Was bedeutet der technische Wandel für die Zukunft der Arbeitswelt?

Es bestand weitgehend Konsens, dass viele alte Jobs verschwinden und viele neue entstehen, ohne dass man die Effekte im Zeitablauf zuverlässig quantifizieren kann. Neue Fertigkeiten und Fähigkeiten sind gefragt. Wie soll man mit dem Wandel umgehen? Hierbei gilt es vor allem zwei Probleme zu bewältigen: Die nachhaltige Sicherung der Finanzierung der sozialen Absicherung und die Anpassung des Inhalts genau dieser Absicherung. 

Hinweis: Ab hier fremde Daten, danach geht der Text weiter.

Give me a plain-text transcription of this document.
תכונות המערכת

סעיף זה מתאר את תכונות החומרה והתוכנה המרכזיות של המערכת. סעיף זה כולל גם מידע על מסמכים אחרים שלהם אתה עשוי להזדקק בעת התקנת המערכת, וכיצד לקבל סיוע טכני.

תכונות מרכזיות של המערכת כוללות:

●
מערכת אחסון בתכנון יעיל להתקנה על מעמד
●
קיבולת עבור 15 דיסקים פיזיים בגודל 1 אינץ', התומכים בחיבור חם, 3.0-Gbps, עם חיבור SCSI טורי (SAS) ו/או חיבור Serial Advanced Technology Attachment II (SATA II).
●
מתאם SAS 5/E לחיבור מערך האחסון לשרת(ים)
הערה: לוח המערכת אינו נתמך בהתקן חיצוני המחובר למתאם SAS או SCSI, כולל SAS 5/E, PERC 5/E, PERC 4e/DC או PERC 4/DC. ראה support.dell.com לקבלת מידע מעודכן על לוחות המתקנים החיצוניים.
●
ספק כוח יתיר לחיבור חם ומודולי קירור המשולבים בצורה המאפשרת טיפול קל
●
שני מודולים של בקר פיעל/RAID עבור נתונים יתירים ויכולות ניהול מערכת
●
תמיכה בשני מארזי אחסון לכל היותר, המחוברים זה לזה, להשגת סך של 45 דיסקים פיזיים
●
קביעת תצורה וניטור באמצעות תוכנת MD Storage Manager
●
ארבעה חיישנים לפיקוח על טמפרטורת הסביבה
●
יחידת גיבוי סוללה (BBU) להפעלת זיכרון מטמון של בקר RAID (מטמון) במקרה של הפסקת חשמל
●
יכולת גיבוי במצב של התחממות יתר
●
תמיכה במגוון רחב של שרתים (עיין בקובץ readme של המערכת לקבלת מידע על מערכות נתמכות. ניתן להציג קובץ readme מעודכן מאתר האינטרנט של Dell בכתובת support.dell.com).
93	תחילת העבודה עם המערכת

Die Estnische Präsidentin Kersti Kaljulaid setzte gleich zu Beginn die Akzente: Eine Besteuerung des technischen Fortschritts nach dem Vorbild einer „Maschinen-Steuer“ sei Unsinn, ebenso die Idee eines universellen Grundeinkommens für alle. Es habe sich nicht die Gestaltung des technischen Fortschritts und digitalen Wandels an die Menschen anzupassen, sondern die Menschen an den Wandel. Der unvermeidliche Übergang müsse auch die armen, schlecht ausgebildeten Menschen mitnehmen, notfalls seien sie durch Sozialhilfe aufzufangen. Mit dem Wandel von Wirtschaft und Gesellschaft änderten sich auch die individuellen Lebensmodelle; in ihnen spielten die traditionellen Elemente der sozialen Sicherheit nicht mehr dieselbe Rolle wie früher. Daher sollte man statt einer durchgängigen obligatorischen Absicherung gegen alle Risiken an flexiblere Modelle eines „opt-ins“ denken, so Kaljulaid.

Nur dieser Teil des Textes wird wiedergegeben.